Resilienz und Zivilschutz an Schulen
Eine gemeinsame Prüfung mit dem Ukrainischen Rechnungshof ergab Defizite bei Schutzräumen, Notstromversorgung und Alarmierungssystemen in hessischen Schulen. Der Brandschutz hingegen war flächendeckend umgesetzt. Die Prüfenden verweisen auf den Abbau von Schutzstrukturen nach dem Ende des Kalten Kriegs, sehen jedoch nun dringenden Investitionsbedarf. Die Erfahrungen der Ukraine könnten dabei wertvolle Hinweise liefern.
Eklatante Probleme in Löhnberg und Kirchheim
Bereits seit 2019 ist die Gemeinde Löhnberg wegen schwerer Mängel in den Fokus geraten. Trotz Entschuldungshilfen hatte die Kommune den höchsten Schuldenstand im Vergleich. Fehlende Jahresabschlüsse, unzureichende Buchführung und Auslagerungen von Vermögenswerten erschwerten die Kontrolle der tatsächlichen Finanzlage. Im September 2023 drohte die Zahlungsunfähigkeit, der Bürgermeister trat zurück, ein Staatsbeauftragter übernahm die Leitung. Die Ermittlungen der Staatsanwaltschaft dauern an. In Kirchheim bestätigten sich ebenfalls gravierende Missstände im Eigenbetrieb „Gemeindewerke Kirchheim“. Seit 2016 fehlen geprüfte Jahresabschlüsse, Belege und Dokumentationen. Die Abschlussprüfung musste abgebrochen werden. Die Gemeindevertretung beschloss die Auflösung des Eigenbetriebs zum Jahresende 2025.

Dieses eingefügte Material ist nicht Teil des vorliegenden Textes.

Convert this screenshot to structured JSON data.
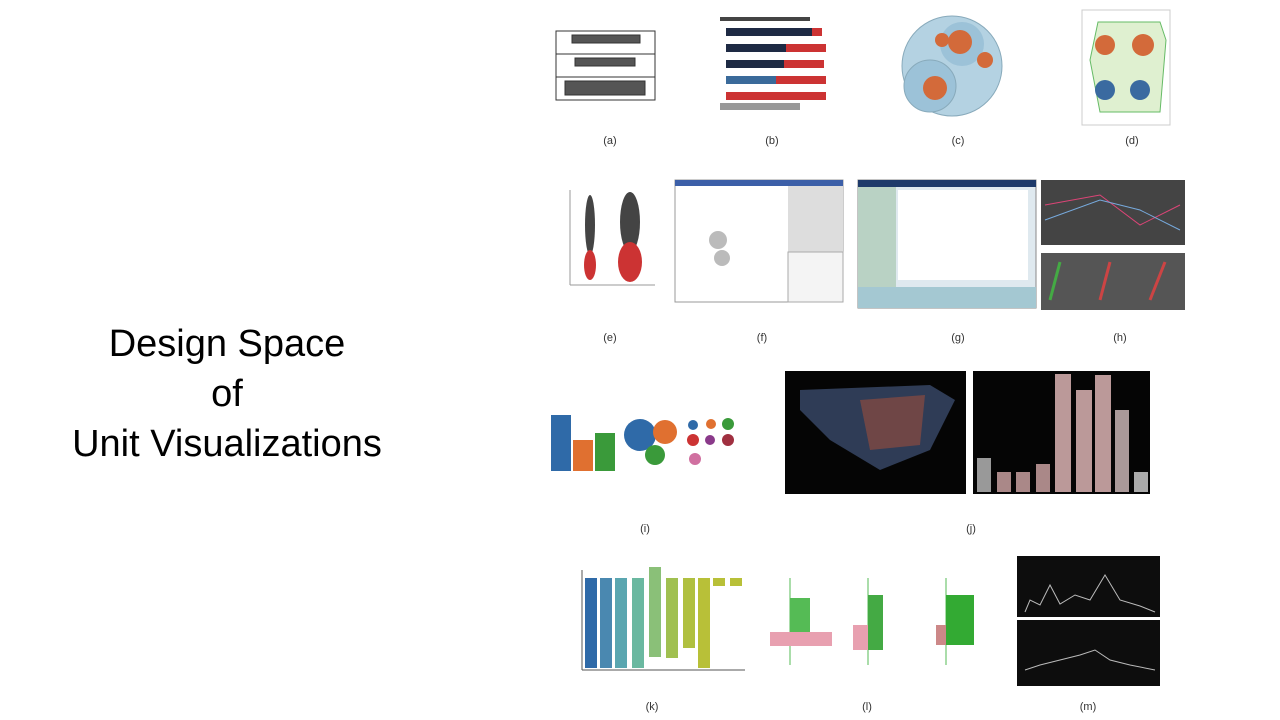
{
  "title": {
    "lines": [
      "Design Space",
      "of",
      "Unit Visualizations"
    ]
  },
  "figures": [
    {
      "label": "(a)"
    },
    {
      "label": "(b)"
    },
    {
      "label": "(c)"
    },
    {
      "label": "(d)"
    },
    {
      "label": "(e)"
    },
    {
      "label": "(f)"
    },
    {
      "label": "(g)"
    },
    {
      "label": "(h)"
    },
    {
      "label": "(i)"
    },
    {
      "label": "(j)"
    },
    {
      "label": "(k)"
    },
    {
      "label": "(l)"
    },
    {
      "label": "(m)"
    }
  ]
}
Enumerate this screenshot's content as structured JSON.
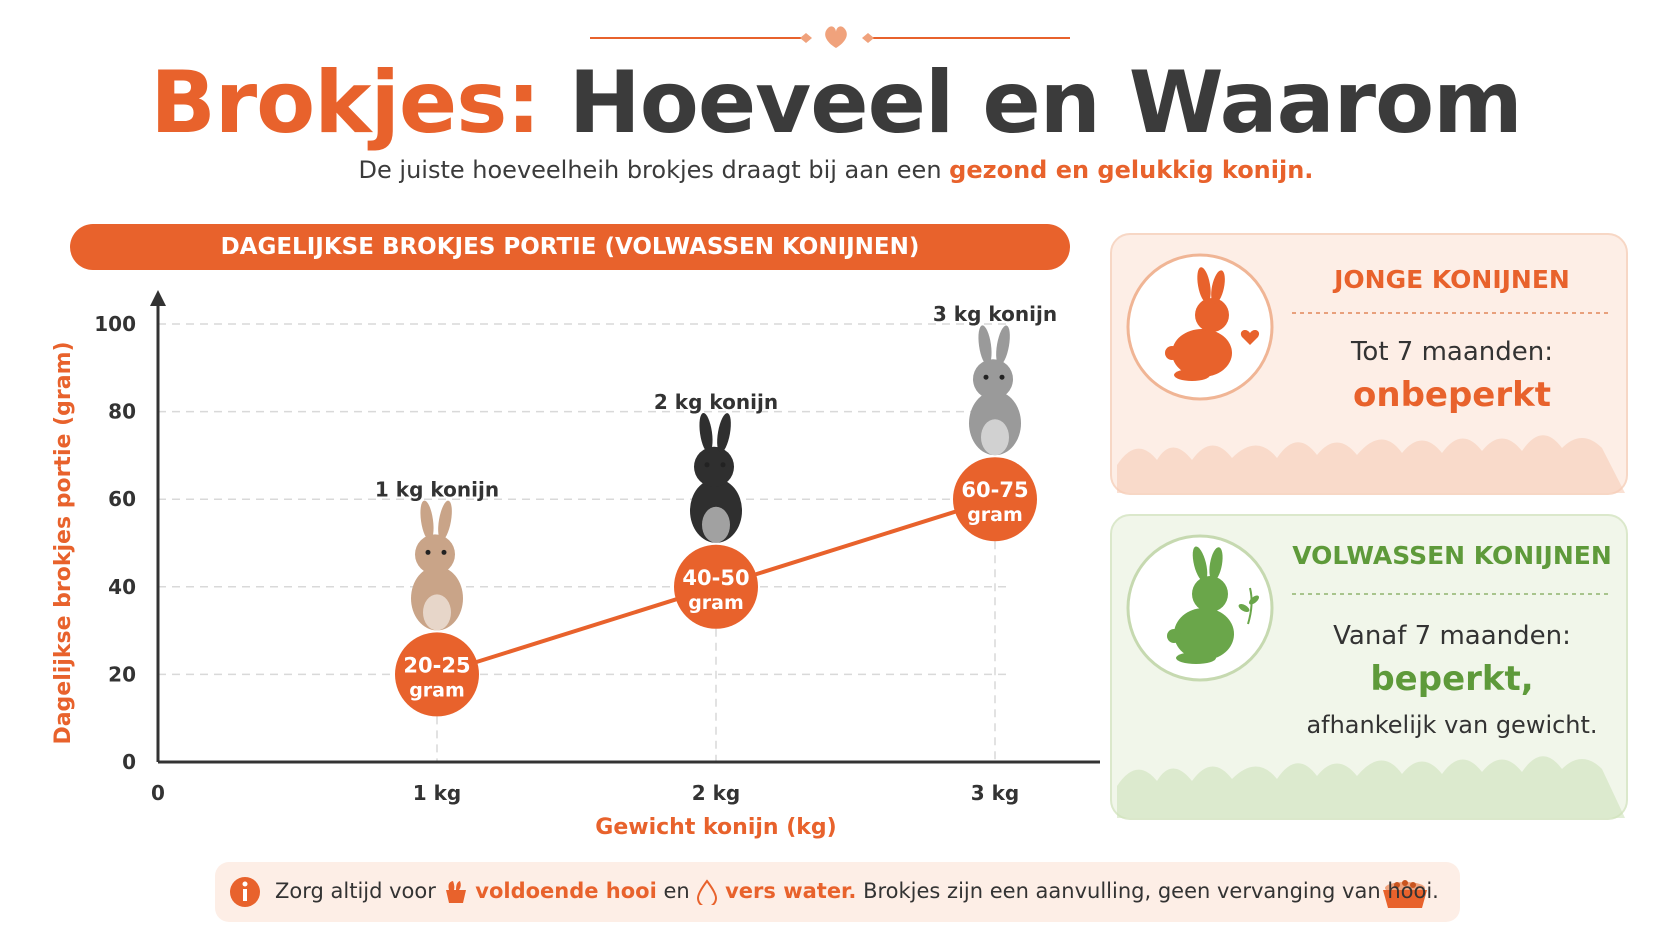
{
  "title": {
    "part1": "Brokjes:",
    "part2": "Hoeveel en Waarom"
  },
  "subtitle": {
    "text": "De juiste hoeveelheih brokjes draagt bij aan een",
    "highlight": "gezond en gelukkig konijn."
  },
  "chart_banner": "DAGELIJKSE BROKJES PORTIE (VOLWASSEN KONIJNEN)",
  "chart_data": {
    "type": "line",
    "xlabel": "Gewicht konijn (kg)",
    "ylabel": "Dagelijkse brokjes portie (gram)",
    "xlim": [
      0,
      3.4
    ],
    "ylim": [
      0,
      100
    ],
    "x_ticks": [
      {
        "value": 0,
        "label": "0"
      },
      {
        "value": 1,
        "label": "1 kg"
      },
      {
        "value": 2,
        "label": "2 kg"
      },
      {
        "value": 3,
        "label": "3 kg"
      }
    ],
    "y_ticks": [
      0,
      20,
      40,
      60,
      80,
      100
    ],
    "grid": true,
    "points": [
      {
        "x": 1,
        "y": 20,
        "range_label": "20-25",
        "unit_label": "gram",
        "rabbit_label": "1 kg konijn",
        "rabbit_color": "#c9a488"
      },
      {
        "x": 2,
        "y": 40,
        "range_label": "40-50",
        "unit_label": "gram",
        "rabbit_label": "2 kg konijn",
        "rabbit_color": "#2f2f2f"
      },
      {
        "x": 3,
        "y": 60,
        "range_label": "60-75",
        "unit_label": "gram",
        "rabbit_label": "3 kg konijn",
        "rabbit_color": "#9a9a9a"
      }
    ],
    "colors": {
      "accent": "#e8622c",
      "grid": "#d9d9d9",
      "axis": "#333333"
    }
  },
  "panels": {
    "young": {
      "title": "JONGE KONIJNEN",
      "line1": "Tot 7 maanden:",
      "big": "onbeperkt",
      "icon": "orange-rabbit-heart-icon",
      "color": "#e8622c"
    },
    "adult": {
      "title": "VOLWASSEN KONIJNEN",
      "line1": "Vanaf 7 maanden:",
      "big": "beperkt,",
      "line3": "afhankelijk van gewicht.",
      "icon": "green-rabbit-leaf-icon",
      "color": "#5e9a3a"
    }
  },
  "footer": {
    "text1": "Zorg altijd voor",
    "hl1": "voldoende hooi",
    "text2": "en",
    "hl2": "vers water.",
    "text3": "Brokjes zijn een aanvulling, geen vervanging van hooi.",
    "icons": [
      "info-icon",
      "hay-icon",
      "water-drop-icon",
      "food-bowl-icon"
    ]
  }
}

Ausblick: Zukunftspakt 2025 soll Handlungsfähigkeit sichern
Trotz positiver Steuerschätzungen bleibt das Krisenumfeld bestehen und reduziert die kommunalen Spielräume. Ein weiterer Aufbau von Liquiditätskrediten müsse vermieden werden, da Zinsbelastungen künftige Haushalte stark belasten könnten. Für 2025 haben Land und Kommunen einen Zukunftspakt beschlossen. Ziele sind eine nachhaltige Verbesserung der Finanzen, eine effiziente Umsetzung des Bundes-Investitionsprogramms, Bürokratieabbau und die Stärkung kommunaler Selbstverwaltung. Die zusätzlichen Investitionsmittel müssten tatsächlich zusätzlich wirken und nicht bereits geplante Ausgaben ersetzen, heißt es.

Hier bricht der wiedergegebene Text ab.